Lisons : « La reconnaissance manquée de ce destin qui ne nous appartenait même pas, le fait de nous avoir réprimés dans notre vouloir le monde, ne serait-elle pas, pensée du point de vue du destin, une culpabilité, et une ‘culpabilité collective’ encore plus essentielle dont l’énormité ne saurait être mesurée à l’horreur des ‘chambres à gaz’, une culpabilité plus inquiétante encore que tous les crimes dont on pourrait nous accuser sur la place publique et que personne ne voudra certainement pardonner de par le futur ? Est-ce que l’on imagine que le peuple allemand et son pays sont déjà devenus un camp de concentration, un camp que ‘le monde’ n’a encore jamais ‘vu’ et que d’ailleurs ‘le monde’ ne veut pas voir, et que ce non-vouloir est encore plus volontaire que notre absence de volonté face à la dégénérescence du national-socialisme ? »

La « philofolie » de Heidegger est ici confirmée. Le peuple allemand est le peuple de l’Etre.
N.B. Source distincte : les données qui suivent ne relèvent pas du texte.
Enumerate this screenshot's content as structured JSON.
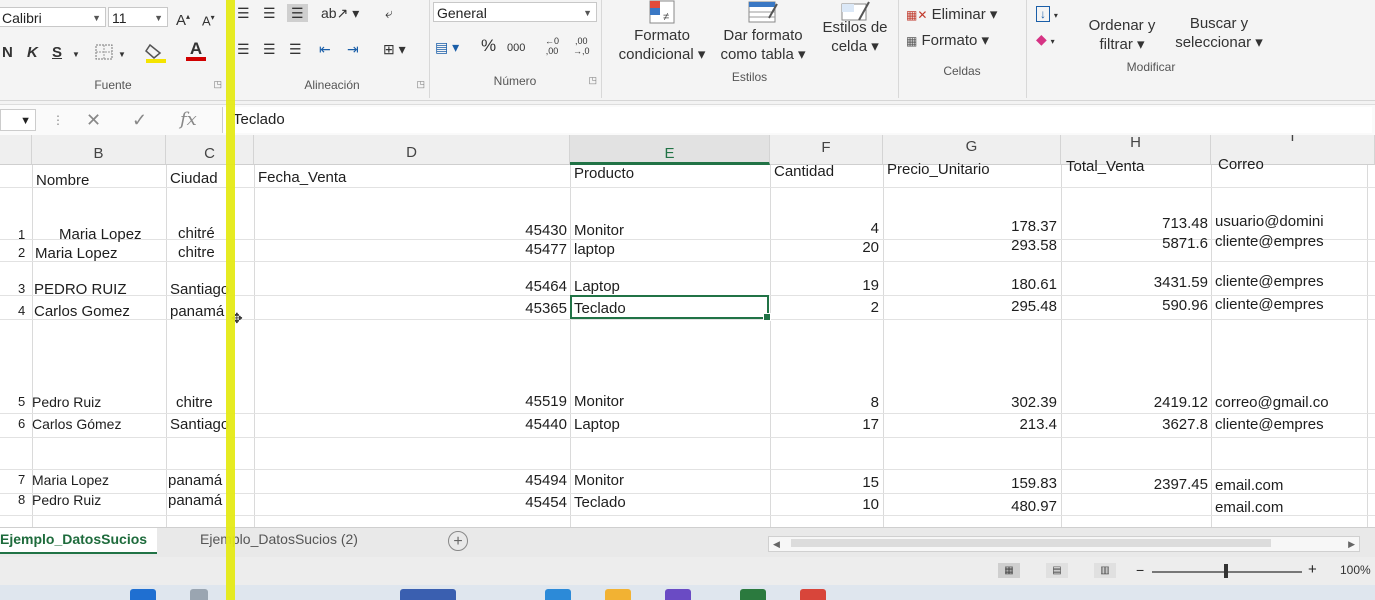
{
  "ribbon": {
    "font_name": "Calibri",
    "font_size": "11",
    "grow_font": "A",
    "shrink_font": "A",
    "bold": "N",
    "italic": "K",
    "underline": "S",
    "font_color_letter": "A",
    "number_format": "General",
    "percent": "%",
    "thousands": "000",
    "groups": {
      "fuente": "Fuente",
      "alineacion": "Alineación",
      "numero": "Número",
      "estilos": "Estilos",
      "celdas": "Celdas",
      "modificar": "Modificar"
    },
    "formato_condicional": [
      "Formato",
      "condicional ▾"
    ],
    "dar_formato_tabla": [
      "Dar formato",
      "como tabla ▾"
    ],
    "estilos_celda": [
      "Estilos de",
      "celda ▾"
    ],
    "eliminar": "Eliminar ▾",
    "formato": "Formato ▾",
    "ordenar_filtrar": [
      "Ordenar y",
      "filtrar ▾"
    ],
    "buscar_seleccionar": [
      "Buscar y",
      "seleccionar ▾"
    ]
  },
  "formula_bar": {
    "fx": "fx",
    "value": "Teclado"
  },
  "columns": [
    "B",
    "C",
    "D",
    "E",
    "F",
    "G",
    "H",
    "I"
  ],
  "headers": {
    "nombre": "Nombre",
    "ciudad": "Ciudad",
    "fecha": "Fecha_Venta",
    "producto": "Producto",
    "cantidad": "Cantidad",
    "precio": "Precio_Unitario",
    "total": "Total_Venta",
    "correo": "Correo"
  },
  "rows": [
    {
      "id": "1",
      "nombre": "Maria Lopez",
      "ciudad": "chitré",
      "fecha": "45430",
      "producto": "Monitor",
      "cantidad": "4",
      "precio": "178.37",
      "total": "713.48",
      "correo": "usuario@domini"
    },
    {
      "id": "2",
      "nombre": "Maria Lopez",
      "ciudad": "chitre",
      "fecha": "45477",
      "producto": "laptop",
      "cantidad": "20",
      "precio": "293.58",
      "total": "5871.6",
      "correo": "cliente@empres"
    },
    {
      "id": "3",
      "nombre": "PEDRO RUIZ",
      "ciudad": "Santiago",
      "fecha": "45464",
      "producto": "Laptop",
      "cantidad": "19",
      "precio": "180.61",
      "total": "3431.59",
      "correo": "cliente@empres"
    },
    {
      "id": "4",
      "nombre": "Carlos Gomez",
      "ciudad": "panamá",
      "fecha": "45365",
      "producto": "Teclado",
      "cantidad": "2",
      "precio": "295.48",
      "total": "590.96",
      "correo": "cliente@empres"
    },
    {
      "id": "5",
      "nombre": "Pedro Ruiz",
      "ciudad": "chitre",
      "fecha": "45519",
      "producto": "Monitor",
      "cantidad": "8",
      "precio": "302.39",
      "total": "2419.12",
      "correo": "correo@gmail.co"
    },
    {
      "id": "6",
      "nombre": "Carlos Gómez",
      "ciudad": "Santiago",
      "fecha": "45440",
      "producto": "Laptop",
      "cantidad": "17",
      "precio": "213.4",
      "total": "3627.8",
      "correo": "cliente@empres"
    },
    {
      "id": "7",
      "nombre": "Maria Lopez",
      "ciudad": "panamá",
      "fecha": "45494",
      "producto": "Monitor",
      "cantidad": "15",
      "precio": "159.83",
      "total": "2397.45",
      "correo": "email.com"
    },
    {
      "id": "8",
      "nombre": "Pedro Ruiz",
      "ciudad": "panamá",
      "fecha": "45454",
      "producto": "Teclado",
      "cantidad": "10",
      "precio": "480.97",
      "total": "",
      "correo": "email.com"
    }
  ],
  "sheets": {
    "active": "Ejemplo_DatosSucios",
    "other": "Ejemplo_DatosSucios (2)",
    "add": "+"
  },
  "status": {
    "zoom": "100%"
  },
  "colors": {
    "accent": "#217346",
    "highlight": "#e5ea16"
  }
}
Les crimes nazis renvoient à une culpabilité bien moindre que celle qui, après la guerre, s’attache à l’enfermement du peuple allemand, Heidegger compris, dans un camp de concentration non vu comme tel. Cette « culpabilité collective » est plus essentielle que celle qu’il faut reconnaître au peuple allemand. En bref les chambres à gaz seraient une sorte de petit détail comparativement à ce qui advient au peuple allemand après la victoire des alliés.

Heidegger montre dans ce passage jusqu’où il est allé dans l’identification de « l’esprit allemand », notamment en philosophie, avec le nazisme le plus meurtrier.

Ici le philosophe du III° Reich ne se distingue nullement de ces nazis qui dissimulent leur crime en s’érigeant en victimes. Comme les juifs se seraient en réalité « auto-anéantis » les nazis seraient les premières victimes de cet auto-anéantissement!